Department of Pharmacy (DIFAR), University of Genoa, Viale Cembrano, 4, 16148 Genoa, Italy.
Int J Mol Sci. 2024 Mar 1;25(5):2897. doi: 10.3390/ijms25052897.
In tissue engineering (TE), the support structure (scaffold) plays a key role necessary for cell adhesion and proliferation. The protein constituents of the extracellular matrix (ECM), such as collagen, its derivative gelatine, and elastin, are the most attractive materials as possible scaffolds. To improve the modest mechanical properties of gelatine, a strategy consists of crosslinking it, as naturally occurs for collagen, which is stiffened by the oxidative action of lysyl oxidase (LO). Here, a novel protocol to crosslink gelatine has been developed, not using the commonly employed crosslinkers, but based on the formation of imine bonds or on aldolic condensation reactions occurring between gelatine and properly synthesized copolymers containing amine residues via LO-mediated oxidation. Particularly, we first synthesized and characterized an amino butyl styrene monomer (), its copolymers with dimethylacrylamide (DMAA), and its terpolymer with DMAA and acrylic acid (AA). Three acryloyl amidoamine monomers () and their copolymers with DMAA were then prepared. A methacrolein (MA)/DMAA copolymer already possessing the needed aldehyde groups was finally developed to investigate the relevance of LO in the crosslinking process. Oxidation tests of amine copolymers with LO were performed to identify the best substrates to be used in experiments of gelatine reticulation. Copolymers obtained with , , and were excellent substrates for LO and were employed with MA/DMAA copolymers in gelatine crosslinking tests in different conditions. Among the amine-containing copolymers, that obtained with (CP5/DMMA-43.1) afforded a material (M21) with the highest crosslinking percentage (71%). Cytotoxicity experiments carried out on two cell lines (IMR-32 and SH SY5Y) with the analogous (P5) of the synthetic constituent of M21 (CP5/DMAA) had evidenced no significant reduction in cell viability, but proliferation promotion, thus establishing the biocompatibility of M21 and the possibility to develop it as a new scaffold for TE, upon further investigations.

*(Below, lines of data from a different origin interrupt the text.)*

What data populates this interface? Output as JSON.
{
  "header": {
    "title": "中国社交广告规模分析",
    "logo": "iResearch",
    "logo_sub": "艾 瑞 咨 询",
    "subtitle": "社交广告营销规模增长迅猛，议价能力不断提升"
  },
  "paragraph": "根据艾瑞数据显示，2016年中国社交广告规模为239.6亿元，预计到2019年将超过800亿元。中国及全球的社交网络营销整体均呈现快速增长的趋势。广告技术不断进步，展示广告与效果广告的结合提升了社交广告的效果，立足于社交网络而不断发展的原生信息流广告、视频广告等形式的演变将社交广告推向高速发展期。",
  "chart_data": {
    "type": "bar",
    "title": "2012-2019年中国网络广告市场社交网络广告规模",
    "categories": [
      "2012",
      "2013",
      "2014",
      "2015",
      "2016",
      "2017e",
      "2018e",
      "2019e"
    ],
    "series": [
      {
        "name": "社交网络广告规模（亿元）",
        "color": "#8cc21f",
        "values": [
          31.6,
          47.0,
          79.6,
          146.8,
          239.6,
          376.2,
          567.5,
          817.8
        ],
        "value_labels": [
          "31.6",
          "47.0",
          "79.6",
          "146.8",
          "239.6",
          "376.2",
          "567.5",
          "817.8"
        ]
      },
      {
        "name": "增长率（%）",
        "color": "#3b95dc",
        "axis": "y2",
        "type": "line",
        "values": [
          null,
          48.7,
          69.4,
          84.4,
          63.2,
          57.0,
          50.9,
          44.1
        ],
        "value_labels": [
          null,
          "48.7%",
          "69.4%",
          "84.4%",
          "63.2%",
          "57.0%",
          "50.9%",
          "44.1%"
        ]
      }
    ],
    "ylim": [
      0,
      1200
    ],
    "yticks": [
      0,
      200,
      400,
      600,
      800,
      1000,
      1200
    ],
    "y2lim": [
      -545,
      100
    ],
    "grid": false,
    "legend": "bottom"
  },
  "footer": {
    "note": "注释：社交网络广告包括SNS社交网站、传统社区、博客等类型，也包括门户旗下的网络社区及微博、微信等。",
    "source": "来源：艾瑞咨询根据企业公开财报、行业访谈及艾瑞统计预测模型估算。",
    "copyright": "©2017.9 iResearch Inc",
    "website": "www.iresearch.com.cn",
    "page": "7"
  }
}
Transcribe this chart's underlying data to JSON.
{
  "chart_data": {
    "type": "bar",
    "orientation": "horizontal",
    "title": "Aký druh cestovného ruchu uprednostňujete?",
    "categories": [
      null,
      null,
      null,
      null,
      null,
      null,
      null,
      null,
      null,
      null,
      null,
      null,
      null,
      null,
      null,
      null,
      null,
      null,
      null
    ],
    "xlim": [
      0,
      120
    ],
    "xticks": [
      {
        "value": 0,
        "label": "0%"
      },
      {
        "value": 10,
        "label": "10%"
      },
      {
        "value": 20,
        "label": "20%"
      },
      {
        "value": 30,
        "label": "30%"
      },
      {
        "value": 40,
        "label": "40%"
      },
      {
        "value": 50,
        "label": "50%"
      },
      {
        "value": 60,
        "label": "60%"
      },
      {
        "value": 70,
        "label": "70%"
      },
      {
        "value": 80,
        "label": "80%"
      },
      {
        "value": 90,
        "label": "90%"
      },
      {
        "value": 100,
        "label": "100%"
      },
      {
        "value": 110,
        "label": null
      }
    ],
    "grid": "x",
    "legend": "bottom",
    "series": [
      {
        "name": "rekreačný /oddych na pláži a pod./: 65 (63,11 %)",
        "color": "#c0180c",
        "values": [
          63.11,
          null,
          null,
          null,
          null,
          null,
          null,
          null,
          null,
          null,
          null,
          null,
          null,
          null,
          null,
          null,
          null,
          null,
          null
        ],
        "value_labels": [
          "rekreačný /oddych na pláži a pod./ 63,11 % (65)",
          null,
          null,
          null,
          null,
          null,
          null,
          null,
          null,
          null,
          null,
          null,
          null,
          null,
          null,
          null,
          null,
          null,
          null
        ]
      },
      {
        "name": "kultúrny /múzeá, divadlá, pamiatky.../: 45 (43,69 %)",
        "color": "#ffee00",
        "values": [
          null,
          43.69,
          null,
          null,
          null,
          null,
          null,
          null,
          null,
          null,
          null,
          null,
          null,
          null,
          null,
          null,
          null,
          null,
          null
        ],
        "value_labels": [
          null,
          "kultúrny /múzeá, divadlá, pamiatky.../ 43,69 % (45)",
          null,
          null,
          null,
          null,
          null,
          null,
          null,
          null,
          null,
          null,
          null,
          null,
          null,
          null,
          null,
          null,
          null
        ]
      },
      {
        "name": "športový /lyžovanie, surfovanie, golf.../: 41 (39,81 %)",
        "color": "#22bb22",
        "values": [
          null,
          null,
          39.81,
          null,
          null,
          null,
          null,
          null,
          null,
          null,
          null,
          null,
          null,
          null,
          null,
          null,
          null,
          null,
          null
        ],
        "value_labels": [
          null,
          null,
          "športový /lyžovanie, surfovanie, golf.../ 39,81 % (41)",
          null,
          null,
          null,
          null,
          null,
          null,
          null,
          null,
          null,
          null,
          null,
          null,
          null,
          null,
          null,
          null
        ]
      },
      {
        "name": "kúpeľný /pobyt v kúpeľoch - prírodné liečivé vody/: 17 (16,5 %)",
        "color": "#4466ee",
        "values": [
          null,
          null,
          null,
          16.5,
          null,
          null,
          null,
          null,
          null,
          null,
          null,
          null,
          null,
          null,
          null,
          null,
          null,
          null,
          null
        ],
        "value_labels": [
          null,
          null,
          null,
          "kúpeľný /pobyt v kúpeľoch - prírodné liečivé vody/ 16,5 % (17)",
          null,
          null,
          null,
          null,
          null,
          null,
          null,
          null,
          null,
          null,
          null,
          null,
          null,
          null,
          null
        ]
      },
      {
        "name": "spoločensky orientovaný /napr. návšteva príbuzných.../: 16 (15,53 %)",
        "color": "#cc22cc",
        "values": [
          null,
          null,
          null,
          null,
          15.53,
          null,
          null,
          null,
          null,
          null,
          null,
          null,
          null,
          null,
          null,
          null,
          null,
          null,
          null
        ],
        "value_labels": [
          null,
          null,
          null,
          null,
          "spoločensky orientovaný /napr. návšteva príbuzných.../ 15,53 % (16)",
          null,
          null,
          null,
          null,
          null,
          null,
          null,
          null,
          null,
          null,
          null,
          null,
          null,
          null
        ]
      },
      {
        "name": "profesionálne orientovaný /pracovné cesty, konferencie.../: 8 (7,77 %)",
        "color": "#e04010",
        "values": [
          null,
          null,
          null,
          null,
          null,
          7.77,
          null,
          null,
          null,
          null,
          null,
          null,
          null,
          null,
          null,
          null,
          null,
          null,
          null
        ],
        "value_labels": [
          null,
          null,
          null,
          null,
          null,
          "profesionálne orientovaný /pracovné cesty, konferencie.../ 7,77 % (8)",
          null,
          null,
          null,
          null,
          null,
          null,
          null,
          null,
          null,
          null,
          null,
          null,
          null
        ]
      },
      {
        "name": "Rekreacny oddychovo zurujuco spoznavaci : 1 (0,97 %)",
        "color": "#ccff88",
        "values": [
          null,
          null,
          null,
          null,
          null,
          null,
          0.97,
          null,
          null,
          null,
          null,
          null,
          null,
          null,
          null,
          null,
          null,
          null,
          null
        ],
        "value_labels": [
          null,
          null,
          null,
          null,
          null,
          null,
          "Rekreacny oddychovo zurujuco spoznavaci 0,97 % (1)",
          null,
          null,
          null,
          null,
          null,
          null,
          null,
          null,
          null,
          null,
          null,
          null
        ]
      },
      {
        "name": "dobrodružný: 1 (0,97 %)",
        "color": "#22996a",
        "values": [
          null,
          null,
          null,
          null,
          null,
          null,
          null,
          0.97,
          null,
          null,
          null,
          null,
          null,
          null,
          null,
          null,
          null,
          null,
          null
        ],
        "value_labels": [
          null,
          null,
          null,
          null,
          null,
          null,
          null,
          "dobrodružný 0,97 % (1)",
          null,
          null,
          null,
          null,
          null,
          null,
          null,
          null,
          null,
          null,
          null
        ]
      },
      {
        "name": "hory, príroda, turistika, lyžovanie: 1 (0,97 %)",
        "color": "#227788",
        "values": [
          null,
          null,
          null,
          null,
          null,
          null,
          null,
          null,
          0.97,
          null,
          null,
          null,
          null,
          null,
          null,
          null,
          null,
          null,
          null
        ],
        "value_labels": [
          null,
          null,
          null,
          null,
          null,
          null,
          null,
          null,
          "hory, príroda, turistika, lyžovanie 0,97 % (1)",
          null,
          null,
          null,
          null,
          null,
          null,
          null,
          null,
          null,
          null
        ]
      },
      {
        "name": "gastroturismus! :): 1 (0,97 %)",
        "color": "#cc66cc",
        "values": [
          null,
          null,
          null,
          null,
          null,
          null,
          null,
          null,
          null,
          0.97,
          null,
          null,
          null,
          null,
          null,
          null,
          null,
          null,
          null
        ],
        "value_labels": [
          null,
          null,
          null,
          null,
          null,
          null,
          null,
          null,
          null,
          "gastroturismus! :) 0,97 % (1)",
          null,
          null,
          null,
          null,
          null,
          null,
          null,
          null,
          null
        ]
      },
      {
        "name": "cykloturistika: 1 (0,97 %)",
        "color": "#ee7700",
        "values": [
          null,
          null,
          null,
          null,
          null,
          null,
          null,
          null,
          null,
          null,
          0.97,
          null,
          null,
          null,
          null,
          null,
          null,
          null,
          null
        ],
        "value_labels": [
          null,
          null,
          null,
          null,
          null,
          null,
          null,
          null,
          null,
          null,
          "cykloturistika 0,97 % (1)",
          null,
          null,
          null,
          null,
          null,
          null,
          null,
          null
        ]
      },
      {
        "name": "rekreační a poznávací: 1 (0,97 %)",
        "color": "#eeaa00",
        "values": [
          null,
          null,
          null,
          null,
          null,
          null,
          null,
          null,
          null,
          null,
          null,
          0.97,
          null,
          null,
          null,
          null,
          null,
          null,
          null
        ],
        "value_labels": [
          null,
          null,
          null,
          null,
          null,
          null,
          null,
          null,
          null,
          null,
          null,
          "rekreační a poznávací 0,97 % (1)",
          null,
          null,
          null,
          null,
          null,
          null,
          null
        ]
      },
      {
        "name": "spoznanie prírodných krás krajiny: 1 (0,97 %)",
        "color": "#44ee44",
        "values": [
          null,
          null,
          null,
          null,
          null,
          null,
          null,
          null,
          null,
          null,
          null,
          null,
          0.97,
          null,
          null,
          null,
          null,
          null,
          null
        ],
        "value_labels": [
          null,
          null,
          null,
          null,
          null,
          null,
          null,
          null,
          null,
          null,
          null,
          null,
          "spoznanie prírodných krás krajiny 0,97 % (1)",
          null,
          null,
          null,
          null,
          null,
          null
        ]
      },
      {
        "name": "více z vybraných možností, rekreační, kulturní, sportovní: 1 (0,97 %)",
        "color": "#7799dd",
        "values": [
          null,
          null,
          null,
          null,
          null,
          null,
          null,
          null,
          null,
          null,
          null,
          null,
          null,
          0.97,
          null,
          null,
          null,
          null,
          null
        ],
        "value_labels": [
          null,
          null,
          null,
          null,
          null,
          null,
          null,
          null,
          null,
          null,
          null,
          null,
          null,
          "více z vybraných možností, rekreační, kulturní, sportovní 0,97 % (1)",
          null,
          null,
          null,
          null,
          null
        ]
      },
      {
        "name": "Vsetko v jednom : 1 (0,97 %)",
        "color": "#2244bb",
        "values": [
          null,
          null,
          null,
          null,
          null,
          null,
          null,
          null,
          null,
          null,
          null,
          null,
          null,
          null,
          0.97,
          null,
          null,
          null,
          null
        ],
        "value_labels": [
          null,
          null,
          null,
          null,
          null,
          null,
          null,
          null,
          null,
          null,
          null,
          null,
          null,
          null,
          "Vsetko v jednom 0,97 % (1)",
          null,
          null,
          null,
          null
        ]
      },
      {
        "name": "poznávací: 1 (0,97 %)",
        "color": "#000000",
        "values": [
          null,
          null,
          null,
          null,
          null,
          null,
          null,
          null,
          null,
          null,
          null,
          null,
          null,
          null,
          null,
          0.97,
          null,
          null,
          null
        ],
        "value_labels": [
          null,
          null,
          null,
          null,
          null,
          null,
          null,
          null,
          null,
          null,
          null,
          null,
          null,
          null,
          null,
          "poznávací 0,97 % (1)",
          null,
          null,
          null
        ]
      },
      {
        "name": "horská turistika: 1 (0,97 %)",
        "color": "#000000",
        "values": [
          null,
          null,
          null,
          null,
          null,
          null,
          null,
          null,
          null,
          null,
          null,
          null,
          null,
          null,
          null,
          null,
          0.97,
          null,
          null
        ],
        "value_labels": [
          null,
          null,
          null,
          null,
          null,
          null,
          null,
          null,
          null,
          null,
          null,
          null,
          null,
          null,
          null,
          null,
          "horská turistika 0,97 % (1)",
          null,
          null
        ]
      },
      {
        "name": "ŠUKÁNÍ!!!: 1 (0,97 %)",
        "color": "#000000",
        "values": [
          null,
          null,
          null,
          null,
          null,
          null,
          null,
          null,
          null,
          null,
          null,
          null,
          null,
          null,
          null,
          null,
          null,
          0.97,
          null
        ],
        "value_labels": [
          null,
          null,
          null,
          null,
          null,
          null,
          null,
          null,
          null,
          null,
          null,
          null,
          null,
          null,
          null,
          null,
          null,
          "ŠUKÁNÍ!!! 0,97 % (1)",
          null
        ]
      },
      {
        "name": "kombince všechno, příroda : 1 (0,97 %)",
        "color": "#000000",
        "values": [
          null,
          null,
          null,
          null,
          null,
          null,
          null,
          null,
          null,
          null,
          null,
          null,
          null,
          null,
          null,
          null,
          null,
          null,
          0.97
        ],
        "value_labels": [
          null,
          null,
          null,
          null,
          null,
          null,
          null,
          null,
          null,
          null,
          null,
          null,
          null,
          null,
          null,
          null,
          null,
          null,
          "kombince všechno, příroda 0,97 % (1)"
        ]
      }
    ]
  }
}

在组织工程(TE)中,支撑结构(支架)对于细胞黏附和增殖起着至关重要的作用。细胞外基质(ECM)的蛋白质成分,如胶原蛋白、其衍生物明胶和弹性蛋白,是最有吸引力的支架材料。为了提高明胶的适度机械性能,可以采用交联的策略,就像胶原蛋白那样,胶原蛋白的交联是通过赖氨酰氧化酶(LO)的氧化作用来实现的。在这里,我们开发了一种新的交联明胶的方法,不使用常用的交联剂,而是基于明胶与通过 LO 介导的氧化含有胺基残基的适当合成共聚物之间形成亚胺键或醛醇缩合反应。特别是,我们首先合成并表征了一种氨基丁基苯乙烯单体(),其与二甲基丙烯酰胺(DMAA)的共聚物,以及与 DMAA 和丙烯酸(AA)的三元共聚物。然后制备了三种丙烯酰胺基胺单体()及其与 DMAA 的共聚物。最后开发了一种甲代烯丙基醛(MA)/DMAA 共聚物,以研究 LO 在交联过程中的相关性。用 LO 对胺共聚物进行氧化测试,以确定最适合用于明胶交联实验的基质。用 、 、和 合成的共聚物是 LO 的良好基质,并在不同条件下与 MA/DMAA 共聚物一起用于明胶交联测试。在含胺的共聚物中,用 (CP5/DMMA-43.1)合成的共聚物(M21)的交联度最高(71%)。用两种细胞系(IMR-32 和 SH SY5Y)进行的细胞毒性实验表明,与 M21 的合成成分(CP5/DMAA)类似的(P5)对细胞活力没有显著降低,但促进了细胞增殖,从而证明了 M21 的生物相容性,并且有可能进一步研究作为组织工程的新支架。